- May 19, 2016
- Posted by: admin
- Category: Market Update, Tax Planning
Expats are at risk of unknowingly falling foul of a new criminal offence of failing to tell the UK tax man about foreign income and assets, argue tax experts.
The government wants to introduce an absolute offence of failing to declare offshore assets to HM Revenue & Customs (HMRC).
Expats who are tax resident in the UK but own property or open bank accounts overseas and fail to tell HMRC about them could face criminal prosecution under the new law.
The burden of proof would sit with the expat to show they were not trying to avoid paying tax.
HMRC does not have to proof any deliberate intention to avoid tax.
Tax experts object
The Chartered Institute of Taxation (CIOT), the professional body for tax practitioners, warns the catch-all offence could net innocent taxpayers.
The body has written to The Treasury protesting about the proposed law change and argues HMRC already has powers to deal with tax evaders and that the minimum of £5,000 tax evaded to trigger prosecution is too low.
Taxpayers found guilty of the new offence could face a fine or jail sentence of up to six months.

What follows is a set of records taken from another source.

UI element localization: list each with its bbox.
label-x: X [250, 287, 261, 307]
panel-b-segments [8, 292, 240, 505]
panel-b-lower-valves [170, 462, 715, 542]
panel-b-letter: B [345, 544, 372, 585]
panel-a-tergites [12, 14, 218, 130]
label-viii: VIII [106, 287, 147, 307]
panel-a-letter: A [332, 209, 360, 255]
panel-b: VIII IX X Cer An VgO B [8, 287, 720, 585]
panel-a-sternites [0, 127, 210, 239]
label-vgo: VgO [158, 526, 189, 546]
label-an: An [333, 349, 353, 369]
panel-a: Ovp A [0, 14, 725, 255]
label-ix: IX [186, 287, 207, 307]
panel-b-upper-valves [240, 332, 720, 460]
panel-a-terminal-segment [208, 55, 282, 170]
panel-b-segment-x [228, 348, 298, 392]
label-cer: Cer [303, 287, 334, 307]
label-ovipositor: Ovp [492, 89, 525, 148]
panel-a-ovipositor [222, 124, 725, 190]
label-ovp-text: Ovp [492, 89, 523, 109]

CIOT is concerned that someone inheriting foreign property or an offshore bank account could unknowingly break the law – and that the proposed offence has no defence for vulnerable taxpayers who fail to declare their offshore financial interests by mistake.
Crackdown on avoidance
CIOT tax policy director John Cullinane said: “Just because someone makes a mistake on their tax return without any intention of avoiding tax should not leave them open to prosecution in a criminal court with the risk of a jail sentence.

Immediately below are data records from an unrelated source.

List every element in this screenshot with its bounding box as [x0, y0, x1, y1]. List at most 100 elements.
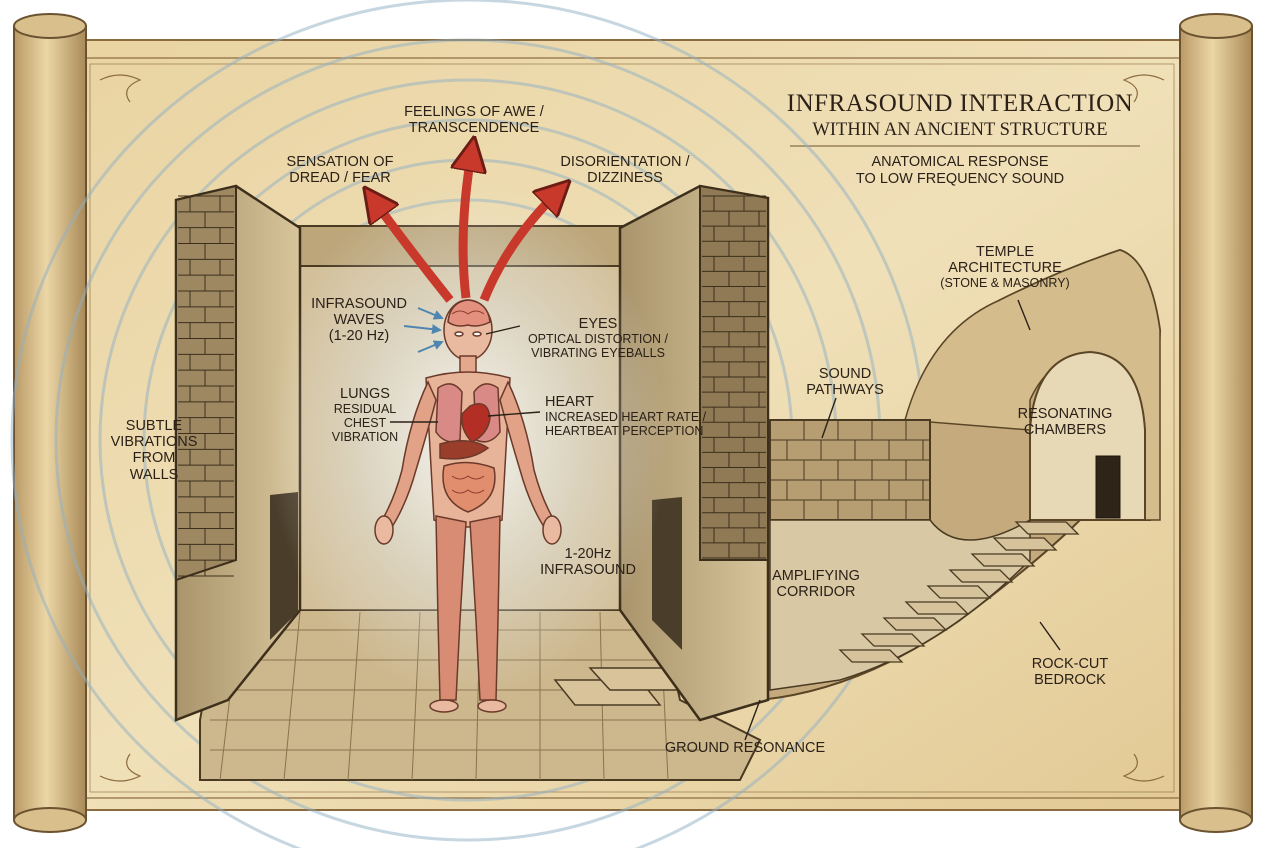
- left-roll-top: [13, 13, 87, 39]
- diagram-subtitle: ANATOMICAL RESPONSE TO LOW FREQUENCY SOU…: [800, 154, 1120, 189]
- right-doorway: [652, 497, 682, 650]
- left-lung: [435, 383, 463, 443]
- label-lungs: LUNGS RESIDUAL CHEST VIBRATION: [330, 386, 400, 444]
- label-bedrock-line-2: BEDROCK: [1034, 672, 1106, 689]
- label-chambers-line-2: CHAMBERS: [1023, 422, 1107, 439]
- pathway-wall-bricks: [769, 419, 930, 520]
- stair-step: [882, 617, 948, 631]
- left-leg: [435, 515, 467, 701]
- leader-pathways: [821, 397, 837, 439]
- wave-arrow-1: [417, 307, 444, 320]
- right-foot: [477, 699, 507, 713]
- left-roll-bottom: [13, 807, 87, 833]
- label-corridor-line-1: AMPLIFYING: [772, 568, 860, 584]
- stair-step: [948, 569, 1014, 583]
- parchment-border-inner: [89, 63, 1175, 793]
- stair-step: [992, 537, 1058, 551]
- subtitle-line-1: ANATOMICAL RESPONSE: [871, 154, 1049, 170]
- label-temple-line-3: (STONE & MASONRY): [940, 276, 1070, 291]
- eye-left: [454, 331, 464, 337]
- label-walls-line-4: WALLS: [129, 466, 179, 483]
- label-walls-line-2: VIBRATIONS: [110, 434, 198, 451]
- label-pathways-line-2: PATHWAYS: [806, 382, 884, 399]
- label-wall-vibrations: SUBTLE VIBRATIONS FROM WALLS: [104, 418, 204, 483]
- label-eyes-desc-line-2: VIBRATING EYEBALLS: [531, 346, 665, 361]
- corner-flourish-tl: [99, 74, 142, 103]
- human-figure: [374, 299, 562, 713]
- label-dread: SENSATION OF DREAD / FEAR: [270, 154, 410, 186]
- leader-ground: [744, 699, 761, 741]
- label-lungs-desc-line-2: CHEST: [343, 416, 387, 431]
- liver: [439, 440, 490, 460]
- intestines: [442, 461, 496, 513]
- label-infrasound-frequency: 1-20Hz INFRASOUND: [538, 546, 638, 578]
- stone-staircase: [838, 521, 1080, 663]
- label-disorientation-line-1: DISORIENTATION /: [560, 154, 690, 170]
- leader-heart: [487, 411, 541, 417]
- diagram-title: INFRASOUND INTERACTION WITHIN AN ANCIENT…: [760, 90, 1160, 141]
- label-disorientation: DISORIENTATION / DIZZINESS: [540, 154, 710, 186]
- arrow-awe: [463, 150, 472, 299]
- label-eyes-title: EYES: [578, 316, 618, 332]
- title-line-2: WITHIN AN ANCIENT STRUCTURE: [812, 120, 1108, 140]
- label-corridor-line-2: CORRIDOR: [776, 584, 856, 601]
- label-rock-cut-bedrock: ROCK-CUT BEDROCK: [1020, 656, 1120, 688]
- floor-seam: [283, 611, 301, 781]
- label-bedrock-line-1: ROCK-CUT: [1031, 656, 1109, 672]
- stair-step: [838, 649, 904, 663]
- label-walls-line-1: SUBTLE: [125, 418, 183, 434]
- label-infrasound-waves-line-2: WAVES: [333, 312, 385, 329]
- intestine-coils: [451, 475, 485, 494]
- leader-temple: [1017, 299, 1031, 331]
- label-resonating-chambers: RESONATING CHAMBERS: [1010, 406, 1120, 438]
- brain-icon-detail: [451, 310, 485, 315]
- label-infrasound-frequency-line-2: INFRASOUND: [540, 562, 636, 579]
- label-heart-desc-line-2: HEARTBEAT PERCEPTION: [545, 424, 704, 439]
- label-dread-line-1: SENSATION OF: [286, 154, 394, 170]
- subtitle-line-2: TO LOW FREQUENCY SOUND: [855, 171, 1065, 188]
- label-amplifying-corridor: AMPLIFYING CORRIDOR: [756, 568, 876, 600]
- label-temple-line-1: TEMPLE: [975, 244, 1034, 260]
- right-hand: [542, 515, 562, 545]
- left-hand: [374, 515, 394, 545]
- left-scroll-roll: [13, 14, 87, 832]
- right-pillar-face: [699, 184, 769, 561]
- stair-step: [1014, 521, 1080, 535]
- chamber-doorway: [1095, 455, 1121, 519]
- leader-lines: [390, 299, 1061, 741]
- label-disorientation-line-2: DIZZINESS: [587, 170, 663, 187]
- label-infrasound-waves-line-1: INFRASOUND: [311, 296, 407, 312]
- leader-bedrock: [1039, 621, 1061, 651]
- label-infrasound-waves-line-3: (1-20 Hz): [328, 328, 390, 345]
- label-ground-resonance: GROUND RESONANCE: [664, 740, 826, 756]
- label-heart-title: HEART: [545, 394, 594, 410]
- label-dread-line-2: DREAD / FEAR: [289, 170, 391, 187]
- left-foot: [429, 699, 459, 713]
- label-eyes-desc-line-1: OPTICAL DISTORTION /: [527, 332, 669, 347]
- wave-arrow-2: [403, 324, 442, 335]
- label-awe-line-1: FEELINGS OF AWE /: [404, 104, 544, 120]
- label-temple-line-2: ARCHITECTURE: [948, 260, 1062, 277]
- label-walls-line-3: FROM: [132, 450, 176, 467]
- amplifying-corridor: [769, 518, 1031, 691]
- label-chambers-line-1: RESONATING: [1017, 406, 1113, 422]
- label-lungs-title: LUNGS: [340, 386, 390, 402]
- label-infrasound-frequency-line-1: 1-20Hz: [564, 546, 612, 562]
- left-pillar-face: [175, 184, 237, 582]
- title-line-1: INFRASOUND INTERACTION: [786, 90, 1134, 117]
- stair-step: [970, 553, 1036, 567]
- label-pathways-line-1: SOUND: [818, 366, 872, 382]
- right-wall-bricks: [702, 195, 766, 559]
- label-infrasound-waves: INFRASOUND WAVES (1-20 Hz): [304, 296, 414, 345]
- corner-flourish-br: [1122, 753, 1165, 782]
- eye-right: [472, 331, 482, 337]
- leader-eyes: [485, 325, 521, 335]
- left-wall-bricks: [178, 195, 234, 577]
- heart-organ: [460, 403, 491, 443]
- sound-pathway-wall: [769, 419, 931, 521]
- right-roll-top: [1179, 13, 1253, 39]
- label-heart: HEART INCREASED HEART RATE / HEARTBEAT P…: [545, 394, 725, 438]
- arrow-dread: [372, 198, 454, 303]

“Many taxpayers may believe they have no tax to pay in the UK if they have already paid tax on income or chargeable gains overseas, but this simple error could make them a criminal under the proposed law change.”
The strict liability tax offence is part of a wider government crackdown on offshore tax avoidance.
The plans include tougher penalties for tax avoidance offshore and sourcing more information about taxpayer’s finances under the Organisation of Economic Cooperation and Development (OECD) common reporting standard.